Follow the prompts to upgrade the cluster.
Once the upgrade is complete, verify the new version in the Cluster Version section.
Using AWS CLI:
Check the current Kubernetes version:
aws eks describe-cluster --name <cluster-name> --query "cluster.version"
If the version is not supported, run the following to upgrade the cluster to the latest supported version:
aws eks update-cluster-version --name <cluster-name> --kubernetes-version <new-version>
To verify the version update:
aws eks describe-cluster --name <cluster-name> --query "cluster.version"

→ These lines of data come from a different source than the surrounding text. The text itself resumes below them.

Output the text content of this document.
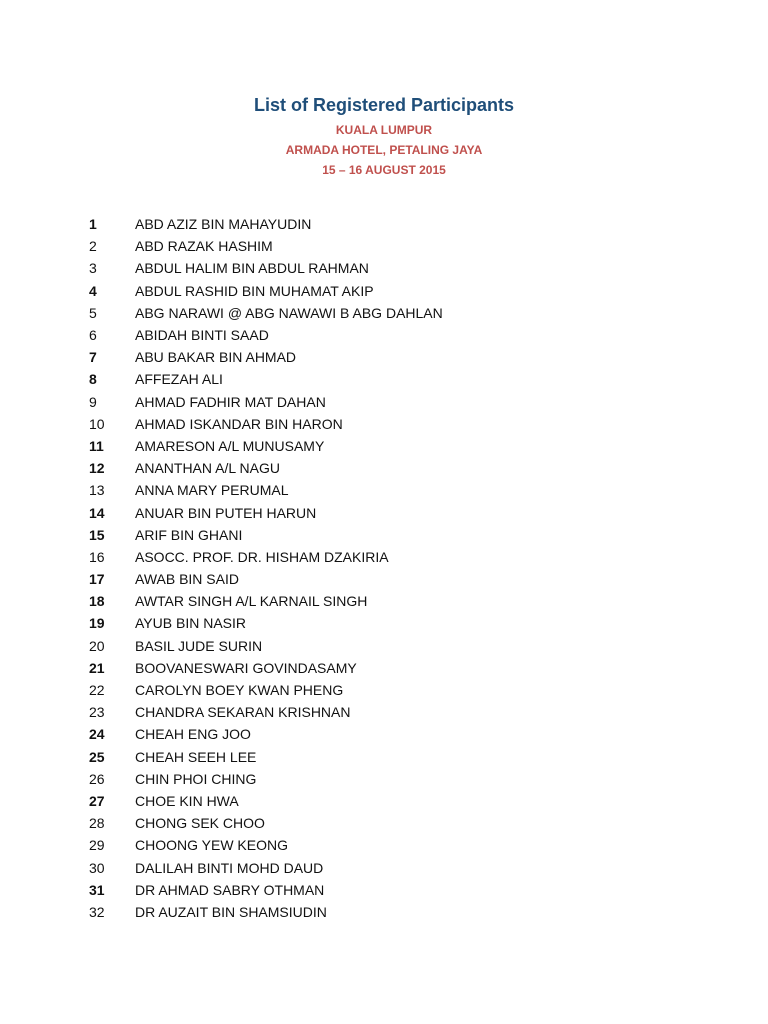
List of Registered Participants
KUALA LUMPUR
ARMADA HOTEL, PETALING JAYA
15 – 16 AUGUST 2015
1	ABD AZIZ BIN MAHAYUDIN
2	ABD RAZAK HASHIM
3	ABDUL HALIM BIN ABDUL RAHMAN
4	ABDUL RASHID BIN MUHAMAT AKIP
5	ABG NARAWI @ ABG NAWAWI B ABG DAHLAN
6	ABIDAH BINTI SAAD
7	ABU BAKAR BIN AHMAD
8	AFFEZAH ALI
9	AHMAD FADHIR MAT DAHAN
10	AHMAD ISKANDAR BIN HARON
11	AMARESON A/L MUNUSAMY
12	ANANTHAN A/L NAGU
13	ANNA MARY PERUMAL
14	ANUAR BIN PUTEH HARUN
15	ARIF BIN GHANI
16	ASOCC. PROF. DR. HISHAM DZAKIRIA
17	AWAB BIN SAID
18	AWTAR SINGH A/L KARNAIL SINGH
19	AYUB BIN NASIR
20	BASIL JUDE SURIN
21	BOOVANESWARI GOVINDASAMY
22	CAROLYN BOEY KWAN PHENG
23	CHANDRA SEKARAN KRISHNAN
24	CHEAH ENG JOO
25	CHEAH SEEH LEE
26	CHIN PHOI CHING
27	CHOE KIN HWA
28	CHONG SEK CHOO
29	CHOONG YEW KEONG
30	DALILAH BINTI MOHD DAUD
31	DR AHMAD SABRY OTHMAN
32	DR AUZAIT BIN SHAMSIUDIN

Monitor the upgrade process and ensure the cluster is functioning as expected after the version upgrade.
Backout Plan:
Console Process
Check Kubernetes Version:
Go to your Kubernetes cluster in the management console (e.g., EKS, AKS, GKE).
Find and note the current Kubernetes version.
Upgrade Cluster:
If your version is outdated, use the Upgrade option available in the console for your cloud provider.
CLI Process
Check Current Version:
kubectl version --short
Upgrade Cluster:
For AWS EKS:
aws eks update-cluster-version --name <cluster-name> --kubernetes-version <new-version>
For Azure AKS:
az aks upgrade --resource-group <resource-group> --name <cluster-name> --kubernetes-version <new-version>
For Google GKE:
bash
gcloud container clusters upgrade <cluster-name> --master --cluster-version <
Note :
Version Compatibility: Always ensure that your applications and workloads are compatible with the new Kubernetes version before upgrading. Test the upgrade in a staging environment before applying it to production.
Backup: Ensure that critical data or configurations are backed up prior to the upgrade to avoid data loss or configuration issues.